Just watching a US YewTube video, and the narrators are pronouncing vehicle as ‘VeeHICCLE’. Which to my Aussie ears sounds weird and somewhat backwoods.
In Aus, the H is discarded, it’s a ve-icle.
Is that pronunciation universal in the US, or just some local dialect?
You must reside in some posher postcode. “icle” ???
In this here parts we drop both the H and the I.
Why expend the energy and breathe on three syllables when two will suffice?
There is a local (U.S.) commercial in which the speaker repeatedly urges the viewer to donate their unwanted vee-HICK-le. He has a strong southern accent.
Annnd… here’s Vehicle by the Ides of March. (1970; #2 hit in the U.S., #73 in Australia.) There’s a hint of an haitch. I think my normal pronunciation is similar, and I’ll up the h-factor if I’m trying to speak clearly.
Reminded of Jessica Mitford’s essay about using fake names to send brief messages via the long-distance phone carrier without getting charged (back when long-distance phone charges were a thing).

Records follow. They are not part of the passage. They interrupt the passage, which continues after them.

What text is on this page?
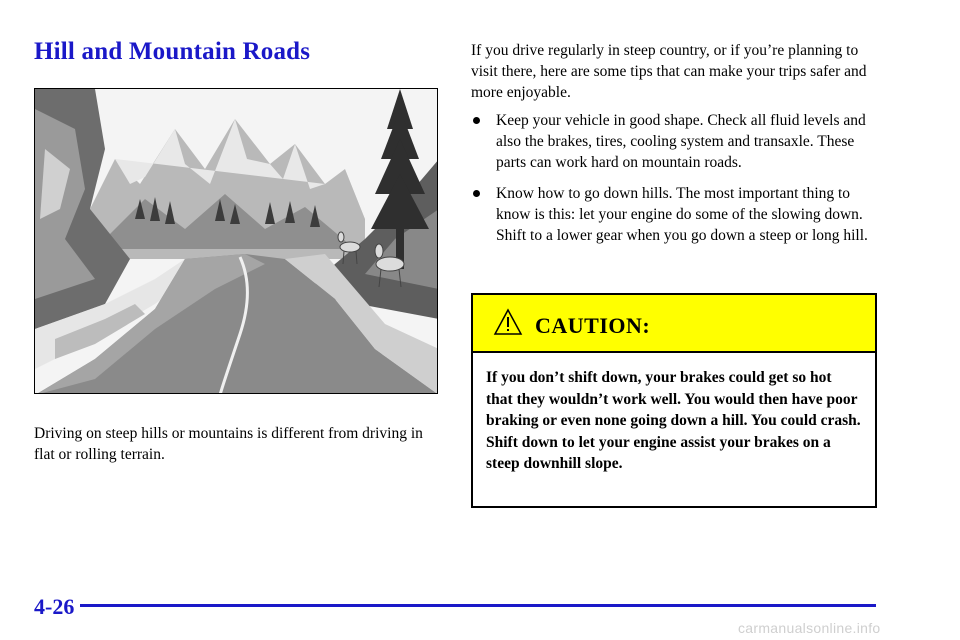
Hill and Mountain Roads

Driving on steep hills or mountains is different from driving in flat or rolling terrain.

If you drive regularly in steep country, or if you’re planning to visit there, here are some tips that can make your trips safer and more enjoyable.

Keep your vehicle in good shape. Check all fluid levels and also the brakes, tires, cooling system and transaxle. These parts can work hard on mountain roads.
Know how to go down hills. The most important thing to know is this: let your engine do some of the slowing down. Shift to a lower gear when you go down a steep or long hill.
CAUTION:
If you don’t shift down, your brakes could get so hot that they wouldn’t work well. You would then have poor braking or even none going down a hill. You could crash. Shift down to let your engine assist your brakes on a steep downhill slope.
4-26
carmanualsonline.info
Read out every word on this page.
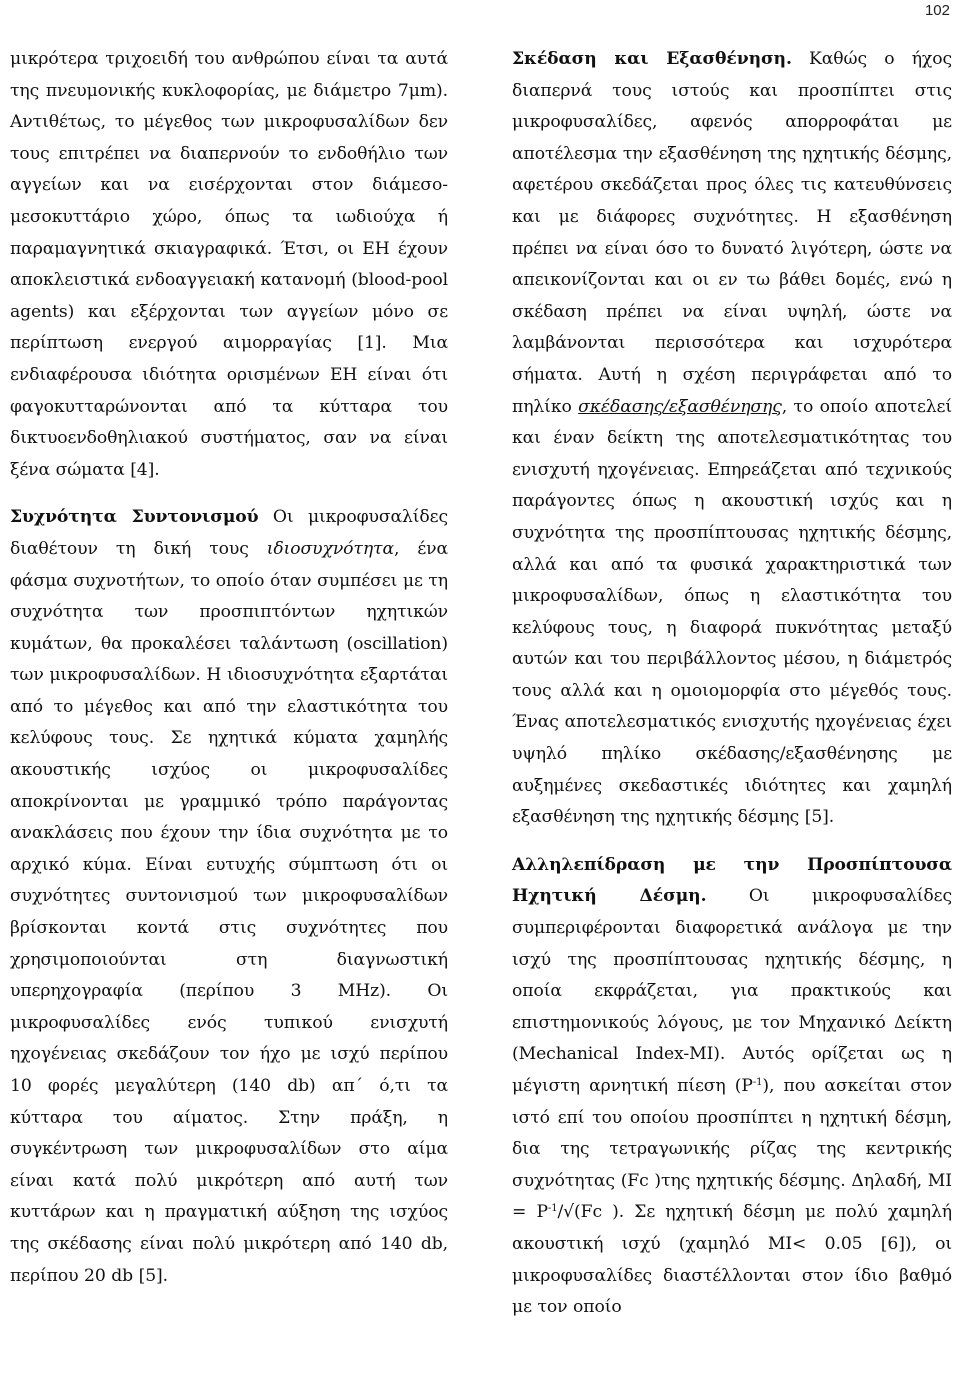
102

μικρότερα τριχοειδή του ανθρώπου είναι τα αυτά της πνευμονικής κυκλοφορίας, με διάμετρο 7μm). Αντιθέτως, το μέγεθος των μικροφυσαλίδων δεν τους επιτρέπει να διαπερνούν το ενδοθήλιο των αγγείων και να εισέρχονται στον διάμεσο-μεσοκυττάριο χώρο, όπως τα ιωδιούχα ή παραμαγνητικά σκιαγραφικά. Έτσι, οι ΕΗ έχουν αποκλειστικά ενδοαγγειακή κατανομή (blood-pool agents) και εξέρχονται των αγγείων μόνο σε περίπτωση ενεργού αιμορραγίας [1]. Μια ενδιαφέρουσα ιδιότητα ορισμένων ΕΗ είναι ότι φαγοκυτταρώνονται από τα κύτταρα του δικτυοενδοθηλιακού συστήματος, σαν να είναι ξένα σώματα [4].

Συχνότητα Συντονισμού Οι μικροφυσαλίδες διαθέτουν τη δική τους ιδιοσυχνότητα, ένα φάσμα συχνοτήτων, το οποίο όταν συμπέσει με τη συχνότητα των προσπιπτόντων ηχητικών κυμάτων, θα προκαλέσει ταλάντωση (oscillation) των μικροφυσαλίδων. Η ιδιοσυχνότητα εξαρτάται από το μέγεθος και από την ελαστικότητα του κελύφους τους. Σε ηχητικά κύματα χαμηλής ακουστικής ισχύος οι μικροφυσαλίδες αποκρίνονται με γραμμικό τρόπο παράγοντας ανακλάσεις που έχουν την ίδια συχνότητα με το αρχικό κύμα. Είναι ευτυχής σύμπτωση ότι οι συχνότητες συντονισμού των μικροφυσαλίδων βρίσκονται κοντά στις συχνότητες που χρησιμοποιούνται στη διαγνωστική υπερηχογραφία (περίπου 3 MHz). Οι μικροφυσαλίδες ενός τυπικού ενισχυτή ηχογένειας σκεδάζουν τον ήχο με ισχύ περίπου 10 φορές μεγαλύτερη (140 db) απ΄ ό,τι τα κύτταρα του αίματος. Στην πράξη, η συγκέντρωση των μικροφυσαλίδων στο αίμα είναι κατά πολύ μικρότερη από αυτή των κυττάρων και η πραγματική αύξηση της ισχύος της σκέδασης είναι πολύ μικρότερη από 140 db, περίπου 20 db [5].

Σκέδαση και Εξασθένηση. Καθώς ο ήχος διαπερνά τους ιστούς και προσπίπτει στις μικροφυσαλίδες, αφενός απορροφάται με αποτέλεσμα την εξασθένηση της ηχητικής δέσμης, αφετέρου σκεδάζεται προς όλες τις κατευθύνσεις και με διάφορες συχνότητες. Η εξασθένηση πρέπει να είναι όσο το δυνατό λιγότερη, ώστε να απεικονίζονται και οι εν τω βάθει δομές, ενώ η σκέδαση πρέπει να είναι υψηλή, ώστε να λαμβάνονται περισσότερα και ισχυρότερα σήματα. Αυτή η σχέση περιγράφεται από το πηλίκο σκέδασης/εξασθένησης, το οποίο αποτελεί και έναν δείκτη της αποτελεσματικότητας του ενισχυτή ηχογένειας. Επηρεάζεται από τεχνικούς παράγοντες όπως η ακουστική ισχύς και η συχνότητα της προσπίπτουσας ηχητικής δέσμης, αλλά και από τα φυσικά χαρακτηριστικά των μικροφυσαλίδων, όπως η ελαστικότητα του κελύφους τους, η διαφορά πυκνότητας μεταξύ αυτών και του περιβάλλοντος μέσου, η διάμετρός τους αλλά και η ομοιομορφία στο μέγεθός τους. Ένας αποτελεσματικός ενισχυτής ηχογένειας έχει υψηλό πηλίκο σκέδασης/εξασθένησης με αυξημένες σκεδαστικές ιδιότητες και χαμηλή εξασθένηση της ηχητικής δέσμης [5].

Αλληλεπίδραση με την Προσπίπτουσα Ηχητική Δέσμη. Οι μικροφυσαλίδες συμπεριφέρονται διαφορετικά ανάλογα με την ισχύ της προσπίπτουσας ηχητικής δέσμης, η οποία εκφράζεται, για πρακτικούς και επιστημονικούς λόγους, με τον Μηχανικό Δείκτη (Mechanical Index-MI). Αυτός ορίζεται ως η μέγιστη αρνητική πίεση $(P^{-1})$, που ασκείται στον ιστό επί του οποίου προσπίπτει η ηχητική δέσμη, δια της τετραγωνικής ρίζας της κεντρικής συχνότητας (Fc )της ηχητικής δέσμης. Δηλαδή, MI = $P^{-1}/√(Fc$ ). Σε ηχητική δέσμη με πολύ χαμηλή ακουστική ισχύ (χαμηλό MI< 0.05 [6]), οι μικροφυσαλίδες διαστέλλονται στον ίδιο βαθμό με τον οποίο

You’d put through a person-to-person call to your desired number, but ask for a nonexistent person with a name that conveyed to the person who took the call the information you wanted to give them. Then the recipient would say “Sorry, [fake person] isn’t here”, and the operator would terminate the call with no charge.
An example Mitford described of such an informal phone “code” system involved a traveling salesman calling home to let his wife know what city he was currently in. The “person” he asked for when he called from Detroit was “Homer V. Hickles”.